How To Deal With Your Toddlers Obsessive Behaviour
What Causes Obsessive Behaviour In Children
You don’t know what to make of your toddler’s obsessions. She probably insists on eating cheese omelette every day and makes a fuss when you give her anything else. Perhaps she only wants to wear pink and complains when you dress her in other colours. As you’ve already discovered, when you challenge her fixations, she goes into meltdown mode. Such
behaviour is common during the toddler years for a number of reasons.
- First, your two-year-old enjoys the familiarity of the same colour, or the same food, or the same toy. This makes her feel happy, safe and secure because she knows what to expect. Her favourite cuddly toy, for example, looks, feels and even smells exactly the way she likes it.
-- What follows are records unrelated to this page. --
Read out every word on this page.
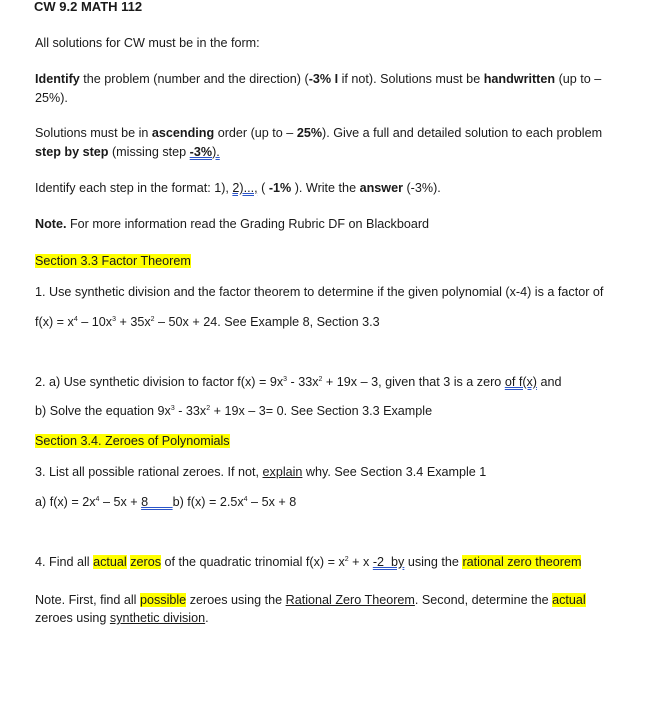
CW 9.2 MATH 112
All solutions for CW must be in the form:
Identify the problem (number and the direction) (-3% I if not). Solutions must be handwritten (up to –
25%).
Solutions must be in ascending order (up to – 25%). Give a full and detailed solution to each problem
step by step (missing step -3%).
Identify each step in the format: 1), 2)..., ( -1% ). Write the answer (-3%).
Note. For more information read the Grading Rubric DF on Blackboard
Section 3.3 Factor Theorem
1. Use synthetic division and the factor theorem to determine if the given polynomial (x-4) is a factor of
$f(x) = x^4 - 10x^3 + 35x^2 - 50x + 24$. See Example 8, Section 3.3
2. a) Use synthetic division to factor $f(x) = 9x^3 - 33x^2 + 19x - 3$, given that 3 is a zero of f(x) and
b) Solve the equation $9x^3 - 33x^2 + 19x - 3= 0$. See Section 3.3 Example
Section 3.4. Zeroes of Polynomials
3. List all possible rational zeroes. If not, explain why. See Section 3.4 Example 1
a) $f(x) = 2x^4 - 5x + 8$       b) $f(x) = 2.5x^4 - 5x + 8$
4. Find all actual zeros of the quadratic trinomial $f(x) = x^2 + x$ -2  by using the rational zero theorem
Note. First, find all possible zeroes using the Rational Zero Theorem. Second, determine the actual
zeroes using synthetic division.
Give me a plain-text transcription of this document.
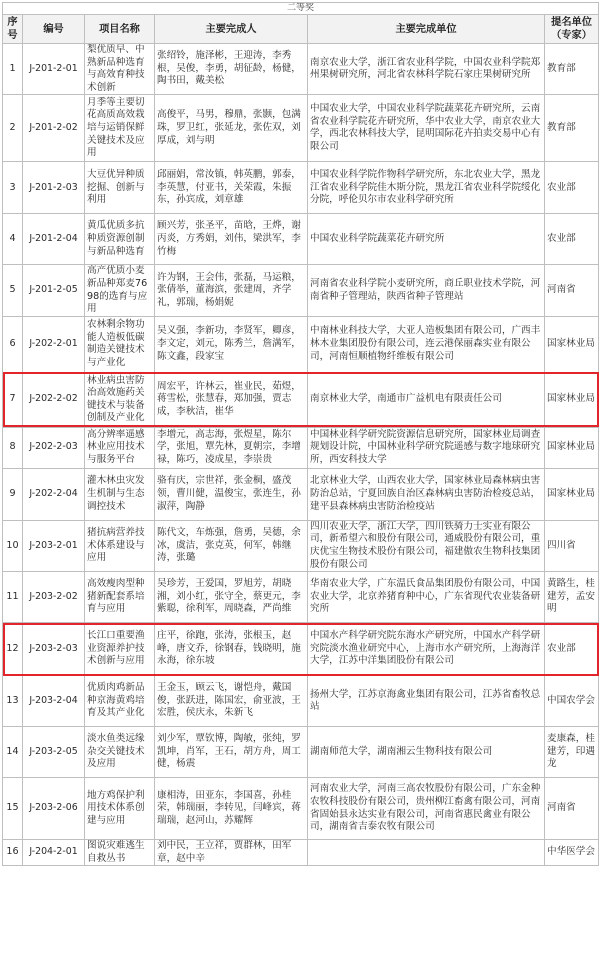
二等奖					
序号	编号	项目名称	主要完成人	主要完成单位	提名单位（专家）
1	J-201-2-01	梨优质早、中熟新品种选育与高效育种技术创新	张绍铃，施泽彬，王迎涛，李秀根，吴俊，李勇，胡征龄，杨健，陶书田，戴美松	南京农业大学，浙江省农业科学院，中国农业科学院郑州果树研究所，河北省农林科学院石家庄果树研究所	教育部
2	J-201-2-02	月季等主要切花高质高效栽培与运销保鲜关键技术及应用	高俊平，马男，穆鼎，张颢，包满珠，罗卫红，张延龙，张佐双，刘厚成，刘与明	中国农业大学，中国农业科学院蔬菜花卉研究所，云南省农业科学院花卉研究所，华中农业大学，南京农业大学，西北农林科技大学，昆明国际花卉拍卖交易中心有限公司	教育部
3	J-201-2-03	大豆优异种质挖掘、创新与利用	邱丽娟，常汝镇，韩英鹏，郭泰，李英慧，付亚书，关荣霞，朱振东，孙宾成，刘章雄	中国农业科学院作物科学研究所，东北农业大学，黑龙江省农业科学院佳木斯分院，黑龙江省农业科学院绥化分院，呼伦贝尔市农业科学研究所	农业部
4	J-201-2-04	黄瓜优质多抗种质资源创制与新品种选育	顾兴芳，张圣平，苗晗，王烨，谢丙炎，方秀娟，刘伟，梁洪军，李竹梅	中国农业科学院蔬菜花卉研究所	农业部
5	J-201-2-05	高产优质小麦新品种郑麦7698的选育与应用	许为钢，王会伟，张磊，马运粮，张倩举，董海滨，张建周，齐学礼，郭瑞，杨娟妮	河南省农业科学院小麦研究所，商丘职业技术学院，河南省种子管理站，陕西省种子管理站	河南省
6	J-202-2-01	农林剩余物功能人造板低碳制造关键技术与产业化	吴义强，李新功，李贤军，卿彦，李文定，刘元，陈秀兰，詹满军，陈文鑫，段家宝	中南林业科技大学，大亚人造板集团有限公司，广西丰林木业集团股份有限公司，连云港保丽森实业有限公司，河南恒顺植物纤维板有限公司	国家林业局
7	J-202-2-02	林业病虫害防治高效施药关键技术与装备创制及产业化	周宏平，许林云，崔业民，茹煜，蒋雪松，张慧春，郑加强，贾志成，李秋洁，崔华	南京林业大学，南通市广益机电有限责任公司	国家林业局
8	J-202-2-03	高分辨率遥感林业应用技术与服务平台	李增元，高志海，张煜星，陈尔学，张旭，覃先林，夏朝宗，李增禄，陈巧，凌成星，李崇贵	中国林业科学研究院资源信息研究所，国家林业局调查规划设计院，中国林业科学研究院遥感与数字地球研究所，西安科技大学	国家林业局
9	J-202-2-04	灌木林虫灾发生机制与生态调控技术	骆有庆，宗世祥，张金桐，盛茂领，曹川健，温俊宝，张连生，孙淑萍，陶静	北京林业大学，山西农业大学，国家林业局森林病虫害防治总站，宁夏回族自治区森林病虫害防治检疫总站，建平县森林病虫害防治检疫站	国家林业局
10	J-203-2-01	猪抗病营养技术体系建设与应用	陈代文，车炼强，詹勇，吴德，余冰，虞洁，张克英，何军，韩继涛，张璐	四川农业大学，浙江大学，四川铁骑力士实业有限公司，新希望六和股份有限公司，通威股份有限公司，重庆优宝生物技术股份有限公司，福建傲农生物科技集团股份有限公司	四川省
11	J-203-2-02	高效瘦肉型种猪新配套系培育与应用	吴珍芳，王爱国，罗旭芳，胡晓湘，刘小红，张守全，蔡更元，李紫聪，徐利军，周晓森，严尚维	华南农业大学，广东温氏食品集团股份有限公司，中国农业大学，北京养猪育种中心，广东省现代农业装备研究所	黄路生，桂建芳，孟安明
12	J-203-2-03	长江口重要渔业资源养护技术创新与应用	庄平，徐跑，张涛，张根玉，赵峰，唐文乔，徐钢春，钱晓明，施永海，徐东坡	中国水产科学研究院东海水产研究所，中国水产科学研究院淡水渔业研究中心，上海市水产研究所，上海海洋大学，江苏中洋集团股份有限公司	农业部
13	J-203-2-04	优质肉鸡新品种京海黄鸡培育及其产业化	王金玉，顾云飞，谢恺舟，戴国俊，张跃进，陈国宏，俞亚波，王宏胜，侯庆永，朱新飞	扬州大学，江苏京海禽业集团有限公司，江苏省畜牧总站	中国农学会
14	J-203-2-05	淡水鱼类远缘杂交关键技术及应用	刘少军，覃钦博，陶敏，张纯，罗凯坤，肖军，王石，胡方舟，周工健，杨震	湖南师范大学，湖南湘云生物科技有限公司	麦康森，桂建芳，印遇龙
15	J-203-2-06	地方鸡保护利用技术体系创建与应用	康相涛，田亚东，李国喜，孙桂荣，韩瑞丽，李转见，闫峰宾，蒋瑞瑞，赵河山，苏耀辉	河南农业大学，河南三高农牧股份有限公司，广东金种农牧科技股份有限公司，贵州柳江畜禽有限公司，河南省固始县永达实业有限公司，河南省惠民禽业有限公司，湖南省吉泰农牧有限公司	河南省
16	J-204-2-01	图说灾难逃生自救丛书	刘中民，王立祥，贾群林，田军章，赵中辛		中华医学会
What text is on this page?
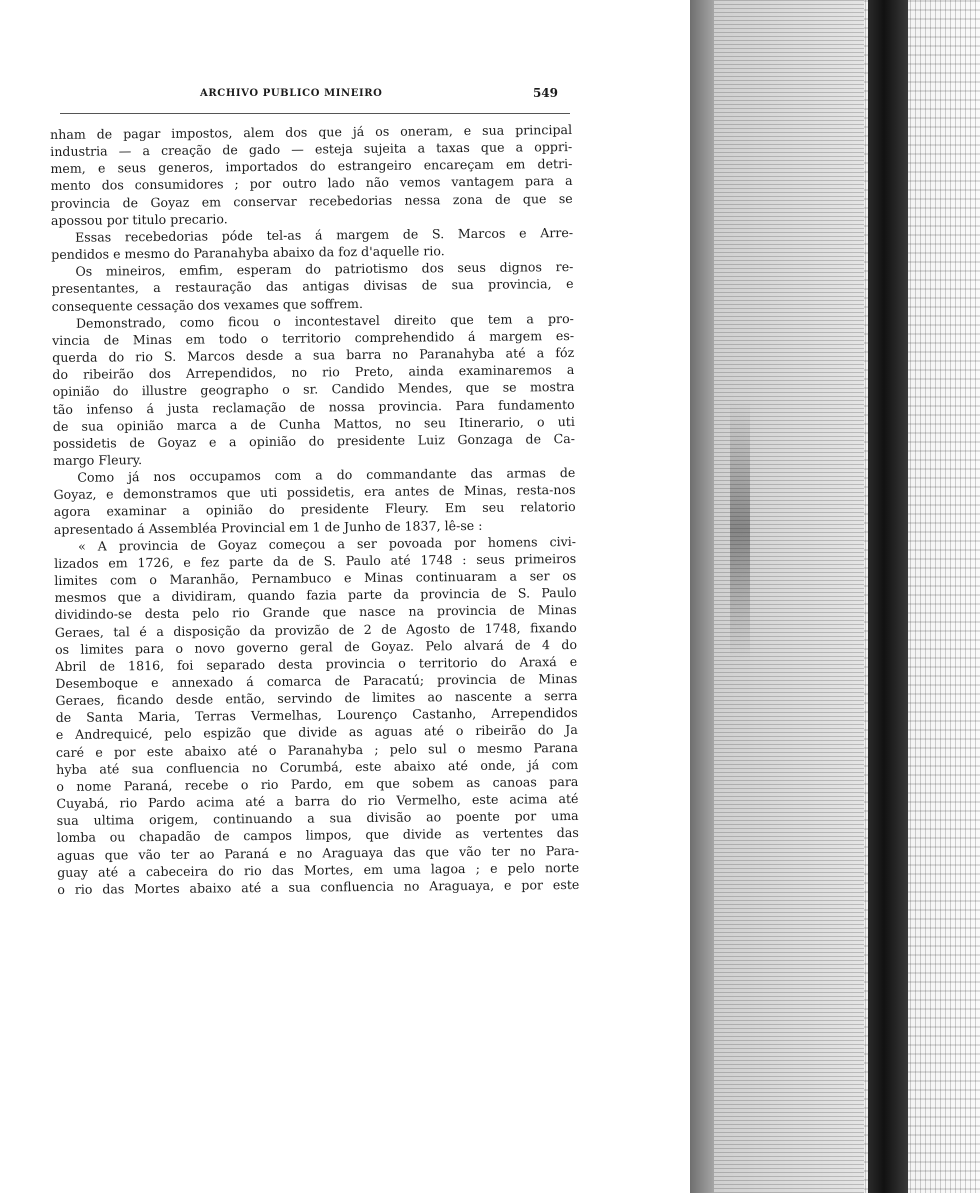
ARCHIVO PUBLICO MINEIRO	549
nham de pagar impostos, alem dos que já os oneram, e sua principal
industria — a creação de gado — esteja sujeita a taxas que a oppri-
mem, e seus generos, importados do estrangeiro encareçam em detri-
mento dos consumidores ; por outro lado não vemos vantagem para a
provincia de Goyaz em conservar recebedorias nessa zona de que se
apossou por titulo precario.
Essas recebedorias póde tel-as á margem de S. Marcos e Arre-
pendidos e mesmo do Paranahyba abaixo da foz d'aquelle rio.
Os mineiros, emfim, esperam do patriotismo dos seus dignos re-
presentantes, a restauração das antigas divisas de sua provincia, e
consequente cessação dos vexames que soffrem.
Demonstrado, como ficou o incontestavel direito que tem a pro-
vincia de Minas em todo o territorio comprehendido á margem es-
querda do rio S. Marcos desde a sua barra no Paranahyba até a fóz
do ribeirão dos Arrependidos, no rio Preto, ainda examinaremos a
opinião do illustre geographo o sr. Candido Mendes, que se mostra
tão infenso á justa reclamação de nossa provincia. Para fundamento
de sua opinião marca a de Cunha Mattos, no seu Itinerario, o uti
possidetis de Goyaz e a opinião do presidente Luiz Gonzaga de Ca-
margo Fleury.
Como já nos occupamos com a do commandante das armas de
Goyaz, e demonstramos que uti possidetis, era antes de Minas, resta-nos
agora examinar a opinião do presidente Fleury. Em seu relatorio
apresentado á Assembléa Provincial em 1 de Junho de 1837, lê-se :
« A provincia de Goyaz começou a ser povoada por homens civi-
lizados em 1726, e fez parte da de S. Paulo até 1748 : seus primeiros
limites com o Maranhão, Pernambuco e Minas continuaram a ser os
mesmos que a dividiram, quando fazia parte da provincia de S. Paulo
dividindo-se desta pelo rio Grande que nasce na provincia de Minas
Geraes, tal é a disposição da provizão de 2 de Agosto de 1748, fixando
os limites para o novo governo geral de Goyaz. Pelo alvará de 4 do
Abril de 1816, foi separado desta provincia o territorio do Araxá e
Desemboque e annexado á comarca de Paracatú; provincia de Minas
Geraes, ficando desde então, servindo de limites ao nascente a serra
de Santa Maria, Terras Vermelhas, Lourenço Castanho, Arrependidos
e Andrequicé, pelo espizão que divide as aguas até o ribeirão do Ja
caré e por este abaixo até o Paranahyba ; pelo sul o mesmo Parana
hyba até sua confluencia no Corumbá, este abaixo até onde, já com
o nome Paraná, recebe o rio Pardo, em que sobem as canoas para
Cuyabá, rio Pardo acima até a barra do rio Vermelho, este acima até
sua ultima origem, continuando a sua divisão ao poente por uma
lomba ou chapadão de campos limpos, que divide as vertentes das
aguas que vão ter ao Paraná e no Araguaya das que vão ter no Para-
guay até a cabeceira do rio das Mortes, em uma lagoa ; e pelo norte
o rio das Mortes abaixo até a sua confluencia no Araguaya, e por este
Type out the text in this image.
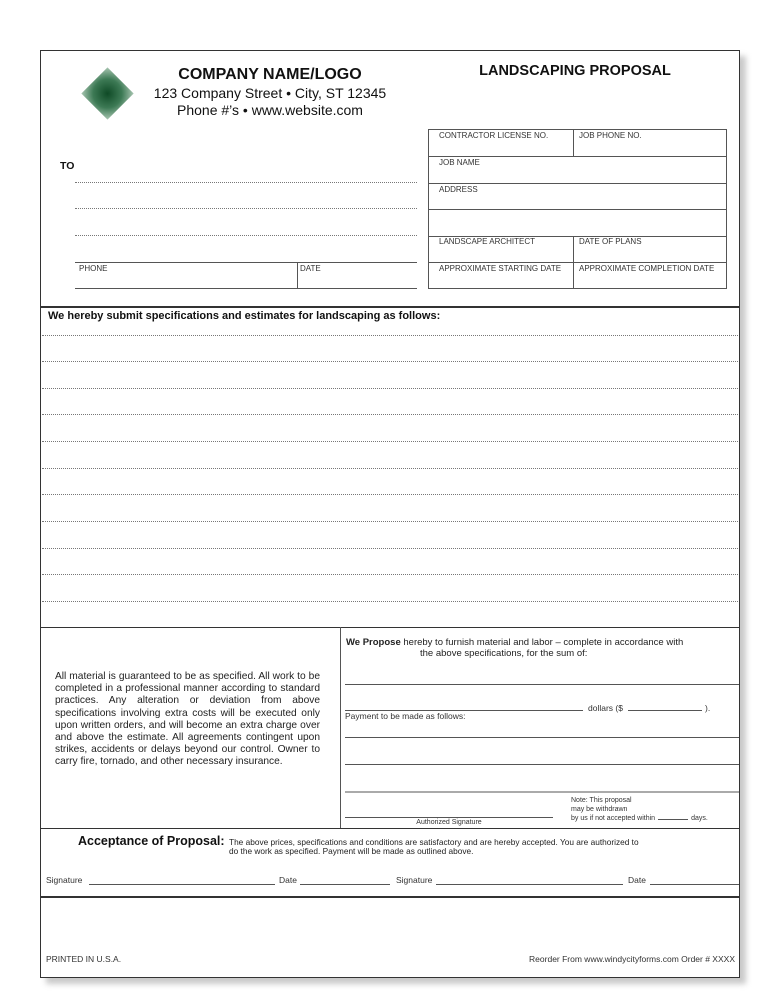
COMPANY NAME/LOGO
123 Company Street • City, ST 12345
Phone #’s • www.website.com
LANDSCAPING PROPOSAL
TO
PHONE	DATE
CONTRACTOR LICENSE NO.	JOB PHONE NO.
JOB NAME
ADDRESS
LANDSCAPE ARCHITECT	DATE OF PLANS
APPROXIMATE STARTING DATE APPROXIMATE COMPLETION DATE
We hereby submit specifications and estimates for landscaping as follows:
All material is guaranteed to be as specified. All work to be completed in a professional manner according to standard practices. Any alteration or deviation from above specifications involving extra costs will be executed only upon written orders, and will become an extra charge over and above the estimate. All agreements contingent upon strikes, accidents or delays beyond our control. Owner to carry fire, tornado, and other necessary insurance.
We Propose hereby to furnish material and labor – complete in accordance with
the above specifications, for the sum of:
dollars ($	).
Payment to be made as follows:
Authorized Signature
Note: This proposal
may be withdrawn
by us if not accepted within	days.
Acceptance of Proposal: The above prices, specifications and conditions are satisfactory and are hereby accepted. You are authorized to
do the work as specified. Payment will be made as outlined above.
Signature	Date	Signature	Date
PRINTED IN U.S.A.	Reorder From www.windycityforms.com Order # XXXX
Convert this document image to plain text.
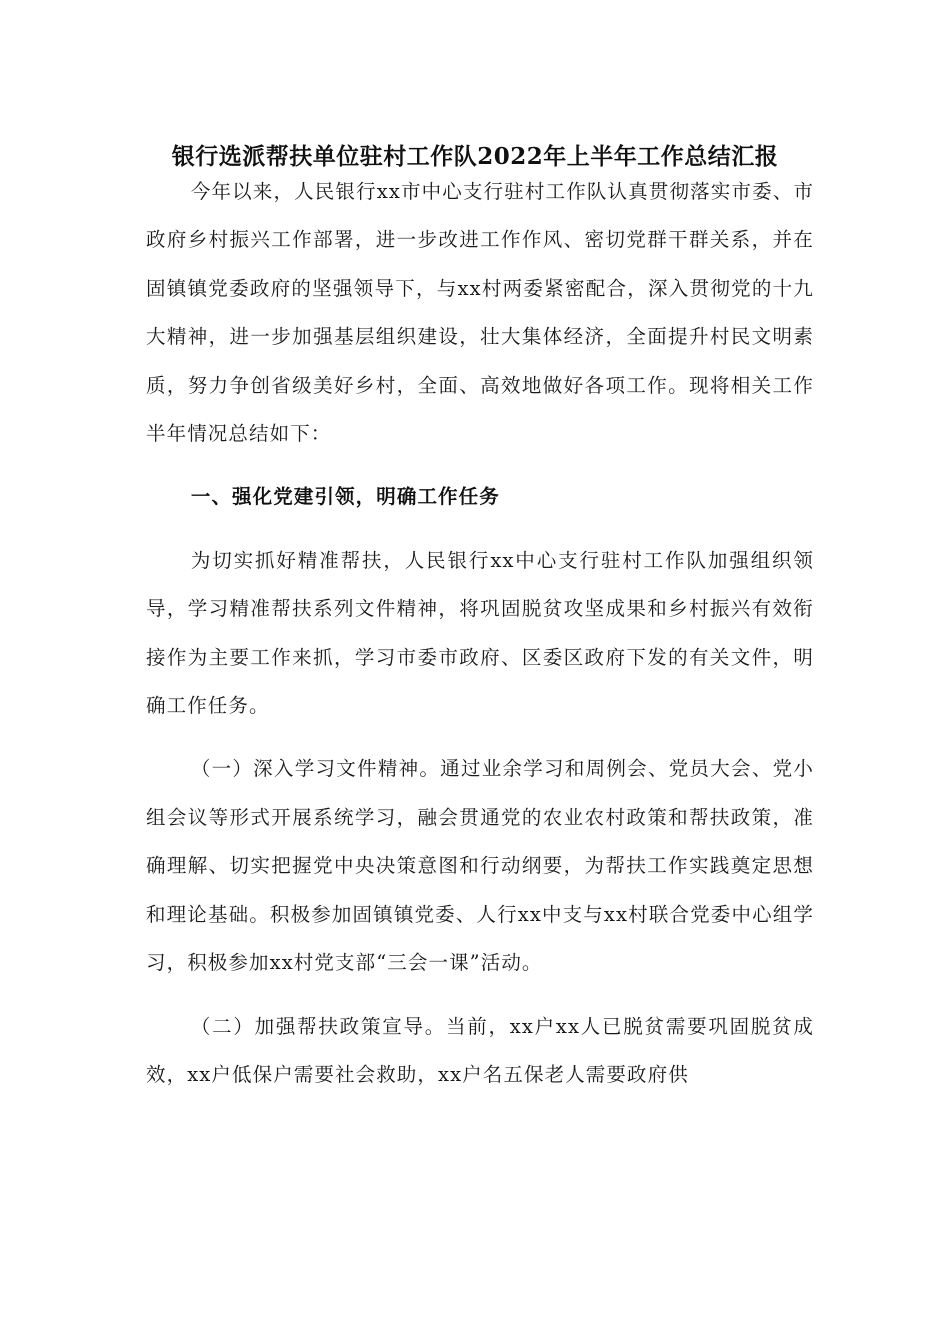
银行选派帮扶单位驻村工作队2022年上半年工作总结汇报

今年以来，人民银行xx市中心支行驻村工作队认真贯彻落实市委、市政府乡村振兴工作部署，进一步改进工作作风、密切党群干群关系，并在固镇镇党委政府的坚强领导下，与xx村两委紧密配合，深入贯彻党的十九大精神，进一步加强基层组织建设，壮大集体经济，全面提升村民文明素质，努力争创省级美好乡村，全面、高效地做好各项工作。现将相关工作半年情况总结如下：

一、强化党建引领，明确工作任务

为切实抓好精准帮扶，人民银行xx中心支行驻村工作队加强组织领导，学习精准帮扶系列文件精神，将巩固脱贫攻坚成果和乡村振兴有效衔接作为主要工作来抓，学习市委市政府、区委区政府下发的有关文件，明确工作任务。

（一）深入学习文件精神。通过业余学习和周例会、党员大会、党小组会议等形式开展系统学习，融会贯通党的农业农村政策和帮扶政策，准确理解、切实把握党中央决策意图和行动纲要，为帮扶工作实践奠定思想和理论基础。积极参加固镇镇党委、人行xx中支与xx村联合党委中心组学习，积极参加xx村党支部“三会一课”活动。

（二）加强帮扶政策宣导。当前，xx户xx人已脱贫需要巩固脱贫成效，xx户低保户需要社会救助，xx户名五保老人需要政府供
- Second, the intense attachment to an object puts your toddler firmly in the driving seat. She’s in charge as she tells you precisely what she wants and how she wants it. Your toddler feels empowered and self-important by having this type of control.
- Third, the familiarity gives her emotional reassurance. There are no difficult challenges about what to eat and no unexpected demands about wearing clothes she doesn’t like. It gives her confidence and satisfaction.
Go With The Flow
In most instances, she’ll lose interest in the item or habit after a few weeks. That’s why it is best that you don’t pay too much attention to her behaviour, or even do nothing at all about it. The potential danger is that if you decide to block her obsession, you are likely end up in a battle of wills. One confrontation will follow another as she digs her heels in, insisting, for example, that she feels sick if she eats anything different or that she can’t sleep if she doesn’t snuggle up to her favourite plushie at night.
The more you pressure her into giving it up, the more stubborn she becomes. In addition, she’ll soon learn that this is guaranteed to grab your attention. Before you know, her odd obsessions would have increased, just so you spend more time with her. A low-key approach is a more effective strategy. Suggest alternatives, by all means, but don’t force change upon her. Give her time, and you’ll find that any attachment gradually becomes less intense, without your help. At this age, it typically fades spontaneously within three or four weeks.
We Have A Problem
An obsession can be a psychological problem, however, when it occupies all your child’s thoughts and becomes her only topic of conversation. Or when it disrupts your family life because she won’t leave the house without her comfort toy; or she absolutely refuses to eat anything else except the food she is crazy about.
If it’s taken over her life, identify the triggers or areas that might trouble her, such as problems with her siblings or anxiety about leaving you while she attends childcare. You’ll notice that when you address that underlying worry, her obsession will ease.